UK to start trade negotiations with Japan 

15 May 2020

Based on the existing EU-Japan Free Trade Agreement (FTA), the UK is seeking to conclude a similar trade deal with Japan and has published its negotiating objectives ahead of the planned beginning of talks.

Manufacturers of textiles and clothing, and professional and financial services providers are among the UK industries expected to be the biggest winners of lowering trade barriers with Japan, according to International Trade Secretary, Liz Truss.

“We’re optimistic that an agreement with Japan can give us security at home and opportunities abroad,” she said. “It would help improve the resilience of our supply chains through diversity and opening new markets for business, bringing investment, better jobs, higher wages and lower prices, at a time when we need them most.”

The most recent Government analysis shows that the UK economy could benefit from a £1.5 billion boost with a UK-Japan trade deal potentially increasing trade flows between both countries by £15.2 billion.

UK exporters would benefit from zero or lower tariffs, according to the Department for International Trade (DIT).

This could create potential savings worth around £33 million per year while UK workers’ wages are expected to increase by £800 million in the long run as a result of the deal.  

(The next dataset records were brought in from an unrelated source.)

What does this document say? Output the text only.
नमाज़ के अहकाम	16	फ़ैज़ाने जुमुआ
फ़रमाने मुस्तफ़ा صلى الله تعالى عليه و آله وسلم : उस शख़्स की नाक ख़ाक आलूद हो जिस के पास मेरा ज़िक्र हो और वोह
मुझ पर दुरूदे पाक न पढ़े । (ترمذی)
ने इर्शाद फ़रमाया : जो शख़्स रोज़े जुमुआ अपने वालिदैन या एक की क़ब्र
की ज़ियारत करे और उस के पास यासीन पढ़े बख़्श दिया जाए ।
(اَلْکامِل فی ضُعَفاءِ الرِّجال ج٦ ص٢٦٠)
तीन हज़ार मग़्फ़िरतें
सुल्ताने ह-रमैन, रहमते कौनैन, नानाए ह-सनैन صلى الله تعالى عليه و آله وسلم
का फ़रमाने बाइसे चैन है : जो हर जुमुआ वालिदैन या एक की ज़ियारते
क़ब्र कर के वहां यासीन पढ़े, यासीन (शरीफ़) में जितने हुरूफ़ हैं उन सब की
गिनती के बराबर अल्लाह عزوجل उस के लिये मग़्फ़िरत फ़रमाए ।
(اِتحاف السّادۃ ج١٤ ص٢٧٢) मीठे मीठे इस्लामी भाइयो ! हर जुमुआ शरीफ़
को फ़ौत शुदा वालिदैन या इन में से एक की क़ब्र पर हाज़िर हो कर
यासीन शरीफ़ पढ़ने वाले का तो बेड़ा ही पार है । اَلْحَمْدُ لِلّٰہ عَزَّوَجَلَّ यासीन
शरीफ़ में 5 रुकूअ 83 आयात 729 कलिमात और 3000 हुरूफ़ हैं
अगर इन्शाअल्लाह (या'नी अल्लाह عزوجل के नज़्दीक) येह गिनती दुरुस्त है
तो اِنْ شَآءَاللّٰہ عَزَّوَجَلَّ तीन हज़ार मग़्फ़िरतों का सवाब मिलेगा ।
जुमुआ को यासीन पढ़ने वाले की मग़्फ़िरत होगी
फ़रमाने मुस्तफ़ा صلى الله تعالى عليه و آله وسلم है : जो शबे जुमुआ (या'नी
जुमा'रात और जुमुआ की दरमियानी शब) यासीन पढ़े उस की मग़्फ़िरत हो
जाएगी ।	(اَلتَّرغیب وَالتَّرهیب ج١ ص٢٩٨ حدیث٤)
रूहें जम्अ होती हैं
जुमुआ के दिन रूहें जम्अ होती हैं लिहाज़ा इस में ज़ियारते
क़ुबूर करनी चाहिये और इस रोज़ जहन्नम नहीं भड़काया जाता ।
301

While an FTA would benefit the whole of the UK, Scotland, the East Midlands and London expected to benefit the most.

The Japan trade talks are seen as the first logical step towards the UK joining the Comprehensive and Progressive Agreement for Trans-Pacific Partnership (CPTPP), helping diversify its trade and providing opportunities in the world’s fastest growing economies.      

A potential UK-Japan FTA

The UK’s negotiating objectives.  

  • Build on the EU-Japan Economic Partnership Agreement and secure additional benefits for UK businesses.

  • Increase UK GDP and provide new opportunities for UK businesses (including SMEs).

  • Increase the resilience of the UK’s supply chains.

  • Ensure high standards and protections for consumers and workers by not compromising on the UK’s high environmental protection, animal welfare and food standards, and by ensuring both parties meet their commitments on climate change.

  • Protect the integrity of the NHS (which "is not, and never will be, for sale to the private sector, whether overseas or domestic").

  • Secure an agreement that works for the whole of the UK and takes appropriate consideration of the UK’s constitutional arrangements and obligations.